Pero yo no quería pasar por eso. Tan sintético, tan carente de emociones. Nunca les dije nada, pero cuando era mi turno me llevaba a la muñeca a la habitación mientras que ellos tomaban y fumaban churros en la sala. Y entonces emitía sonidos guturales y gemidos. Imitaba lo que les había escuchado a ellos. Sin embargo, era una farsa. Nunca toqué aquella muñeca con cara estática que me daba asco. Conocí a Sandra en la biblioteca. Era descarada. Poco dulce para lo que estaba acostumbrado. Deslicé un papel entre sus libros. “A las 7 pm en el Café Flor, Mateo”. Así, de huevos.

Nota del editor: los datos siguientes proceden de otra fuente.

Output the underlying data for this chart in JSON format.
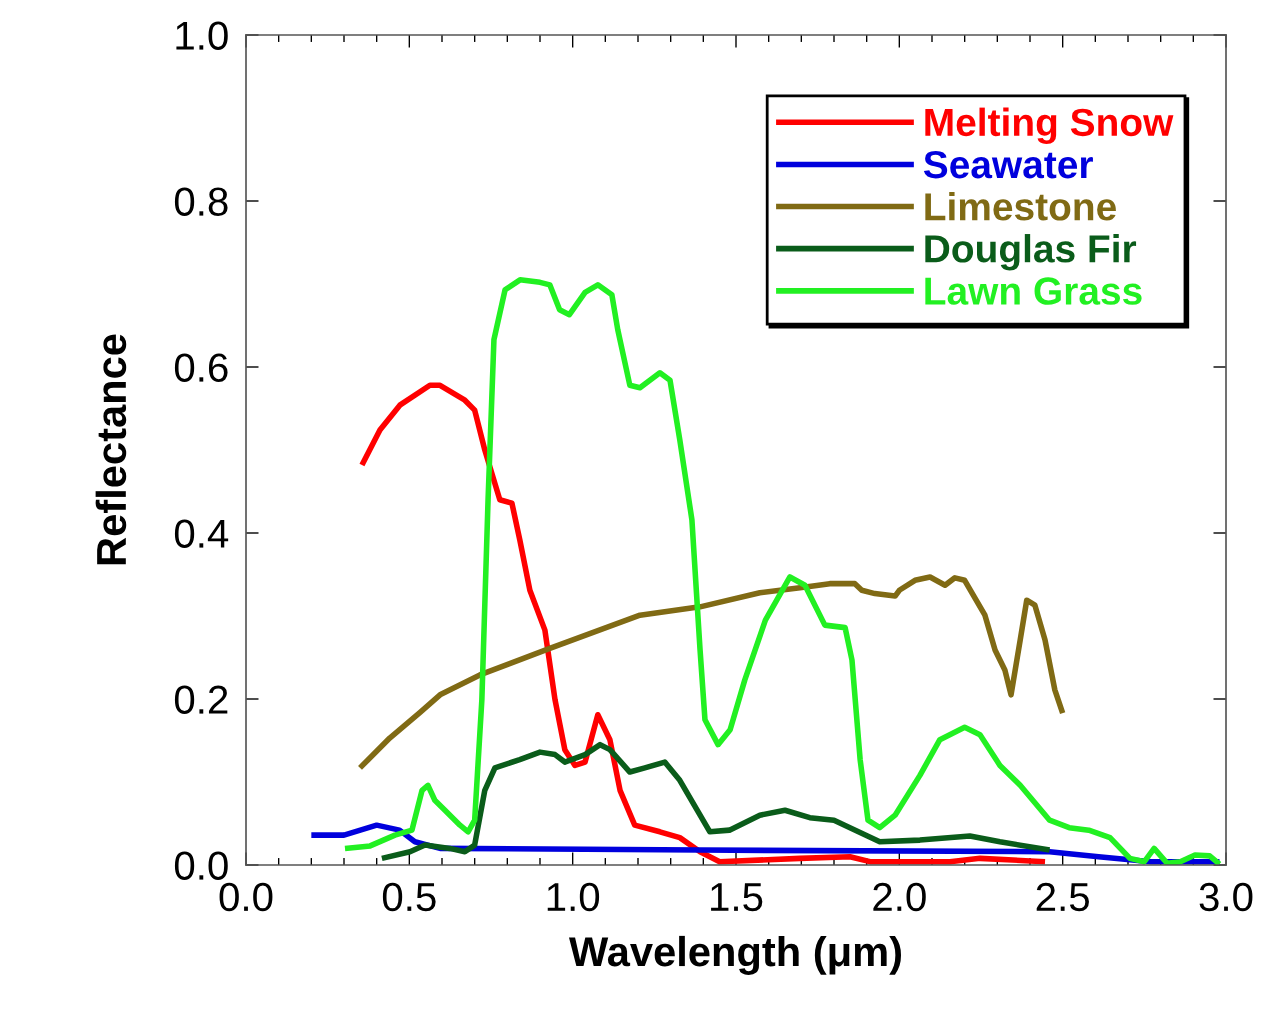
{
  "chart_data": {
    "type": "line",
    "xlabel": "Wavelength (μm)",
    "ylabel": "Reflectance",
    "xlim": [
      0,
      3.0
    ],
    "ylim": [
      0,
      1.0
    ],
    "xticks": [
      {
        "value": 0,
        "label": "0.0"
      },
      {
        "value": 0.1,
        "label": null
      },
      {
        "value": 0.2,
        "label": null
      },
      {
        "value": 0.3,
        "label": null
      },
      {
        "value": 0.4,
        "label": null
      },
      {
        "value": 0.5,
        "label": "0.5"
      },
      {
        "value": 0.6,
        "label": null
      },
      {
        "value": 0.7,
        "label": null
      },
      {
        "value": 0.8,
        "label": null
      },
      {
        "value": 0.9,
        "label": null
      },
      {
        "value": 1.0,
        "label": "1.0"
      },
      {
        "value": 1.1,
        "label": null
      },
      {
        "value": 1.2,
        "label": null
      },
      {
        "value": 1.3,
        "label": null
      },
      {
        "value": 1.4,
        "label": null
      },
      {
        "value": 1.5,
        "label": "1.5"
      },
      {
        "value": 1.6,
        "label": null
      },
      {
        "value": 1.7,
        "label": null
      },
      {
        "value": 1.8,
        "label": null
      },
      {
        "value": 1.9,
        "label": null
      },
      {
        "value": 2.0,
        "label": "2.0"
      },
      {
        "value": 2.1,
        "label": null
      },
      {
        "value": 2.2,
        "label": null
      },
      {
        "value": 2.3,
        "label": null
      },
      {
        "value": 2.4,
        "label": null
      },
      {
        "value": 2.5,
        "label": "2.5"
      },
      {
        "value": 2.6,
        "label": null
      },
      {
        "value": 2.7,
        "label": null
      },
      {
        "value": 2.8,
        "label": null
      },
      {
        "value": 2.9,
        "label": null
      },
      {
        "value": 3.0,
        "label": "3.0"
      }
    ],
    "yticks": [
      {
        "value": 0,
        "label": "0.0"
      },
      {
        "value": 0.2,
        "label": "0.2"
      },
      {
        "value": 0.4,
        "label": "0.4"
      },
      {
        "value": 0.6,
        "label": "0.6"
      },
      {
        "value": 0.8,
        "label": "0.8"
      },
      {
        "value": 1.0,
        "label": "1.0"
      }
    ],
    "grid": false,
    "legend": "top right",
    "marker": "none",
    "line_style": "solid",
    "series": [
      {
        "name": "Melting Snow",
        "color": "#ff0000",
        "x": [
          0.355,
          0.41,
          0.471,
          0.563,
          0.594,
          0.67,
          0.7,
          0.731,
          0.777,
          0.814,
          0.838,
          0.869,
          0.915,
          0.946,
          0.976,
          1.007,
          1.038,
          1.077,
          1.114,
          1.145,
          1.19,
          1.267,
          1.328,
          1.39,
          1.45,
          1.696,
          1.849,
          1.91,
          2.155,
          2.247,
          2.446
        ],
        "values": [
          0.482,
          0.524,
          0.554,
          0.578,
          0.578,
          0.56,
          0.548,
          0.5,
          0.44,
          0.436,
          0.392,
          0.331,
          0.283,
          0.199,
          0.139,
          0.12,
          0.124,
          0.181,
          0.151,
          0.09,
          0.048,
          0.04,
          0.033,
          0.016,
          0.004,
          0.008,
          0.01,
          0.004,
          0.004,
          0.008,
          0.004
        ]
      },
      {
        "name": "Seawater",
        "color": "#0000dd",
        "x": [
          0.2,
          0.3,
          0.4,
          0.47,
          0.517,
          0.594,
          1.39,
          2.46,
          2.61,
          2.77,
          2.98
        ],
        "values": [
          0.036,
          0.036,
          0.048,
          0.042,
          0.028,
          0.02,
          0.018,
          0.016,
          0.01,
          0.004,
          0.004
        ]
      },
      {
        "name": "Limestone",
        "color": "#806a14",
        "x": [
          0.349,
          0.44,
          0.533,
          0.594,
          0.716,
          0.93,
          1.206,
          1.39,
          1.573,
          1.696,
          1.787,
          1.864,
          1.885,
          1.925,
          1.987,
          2.0,
          2.048,
          2.094,
          2.14,
          2.17,
          2.2,
          2.262,
          2.293,
          2.323,
          2.342,
          2.37,
          2.39,
          2.415,
          2.446,
          2.476,
          2.5
        ],
        "values": [
          0.117,
          0.153,
          0.184,
          0.205,
          0.229,
          0.261,
          0.301,
          0.311,
          0.328,
          0.334,
          0.339,
          0.339,
          0.331,
          0.327,
          0.324,
          0.331,
          0.343,
          0.347,
          0.337,
          0.346,
          0.343,
          0.301,
          0.259,
          0.235,
          0.205,
          0.271,
          0.319,
          0.313,
          0.271,
          0.211,
          0.183
        ]
      },
      {
        "name": "Douglas Fir",
        "color": "#0a5c1a",
        "x": [
          0.416,
          0.502,
          0.548,
          0.624,
          0.67,
          0.7,
          0.731,
          0.762,
          0.838,
          0.9,
          0.946,
          0.976,
          1.038,
          1.084,
          1.114,
          1.175,
          1.221,
          1.282,
          1.328,
          1.42,
          1.48,
          1.573,
          1.65,
          1.726,
          1.8,
          1.94,
          2.063,
          2.216,
          2.308,
          2.46
        ],
        "values": [
          0.008,
          0.016,
          0.024,
          0.02,
          0.016,
          0.024,
          0.09,
          0.117,
          0.127,
          0.136,
          0.133,
          0.124,
          0.133,
          0.145,
          0.139,
          0.112,
          0.117,
          0.124,
          0.102,
          0.04,
          0.042,
          0.06,
          0.066,
          0.057,
          0.054,
          0.028,
          0.03,
          0.035,
          0.028,
          0.018
        ]
      },
      {
        "name": "Lawn Grass",
        "color": "#22f022",
        "x": [
          0.303,
          0.38,
          0.456,
          0.508,
          0.539,
          0.557,
          0.578,
          0.609,
          0.655,
          0.68,
          0.7,
          0.722,
          0.741,
          0.759,
          0.793,
          0.839,
          0.9,
          0.93,
          0.96,
          0.99,
          1.038,
          1.077,
          1.12,
          1.138,
          1.175,
          1.206,
          1.267,
          1.298,
          1.328,
          1.365,
          1.39,
          1.405,
          1.445,
          1.482,
          1.527,
          1.59,
          1.665,
          1.711,
          1.772,
          1.834,
          1.855,
          1.88,
          1.904,
          1.94,
          1.987,
          2.063,
          2.124,
          2.2,
          2.247,
          2.308,
          2.37,
          2.46,
          2.52,
          2.58,
          2.645,
          2.706,
          2.75,
          2.78,
          2.82,
          2.86,
          2.905,
          2.95,
          2.98
        ],
        "values": [
          0.02,
          0.023,
          0.036,
          0.042,
          0.09,
          0.096,
          0.078,
          0.066,
          0.048,
          0.04,
          0.054,
          0.199,
          0.44,
          0.633,
          0.693,
          0.705,
          0.702,
          0.699,
          0.669,
          0.663,
          0.69,
          0.699,
          0.687,
          0.645,
          0.578,
          0.575,
          0.593,
          0.584,
          0.512,
          0.416,
          0.259,
          0.175,
          0.145,
          0.163,
          0.223,
          0.295,
          0.347,
          0.337,
          0.289,
          0.286,
          0.247,
          0.127,
          0.054,
          0.045,
          0.06,
          0.108,
          0.151,
          0.166,
          0.157,
          0.12,
          0.096,
          0.054,
          0.045,
          0.042,
          0.033,
          0.008,
          0.004,
          0.02,
          0.002,
          0.004,
          0.012,
          0.011,
          0.001
        ]
      }
    ]
  }
}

Llegó a las 8. Traía ese vestido azul que no tardé nada en quitarle. Tenía 18 años y había tenido ya dos novios y varias experiencias sexuales. Estaba dispuesta a enseñármelo todo en la cama. Y así fue. Fuimos a su casa en la Narvarte. Compartía depa con otras tres chicas. Lo hizo todo. Y yo respondí bien. Tuve una erección sostenida a pesar de los nervios de principiante. Supe que tenía que besarla de la cabeza a los pies, por delante y por detrás. En escorzo, en vertical y en horizontal. Hicimos varias figuras geométricas y ella tuvo tres orgasmos. Yo dos. En mis sueños aún la recuerdo. Se llamaba Sandra. Yo era virgen, ella no.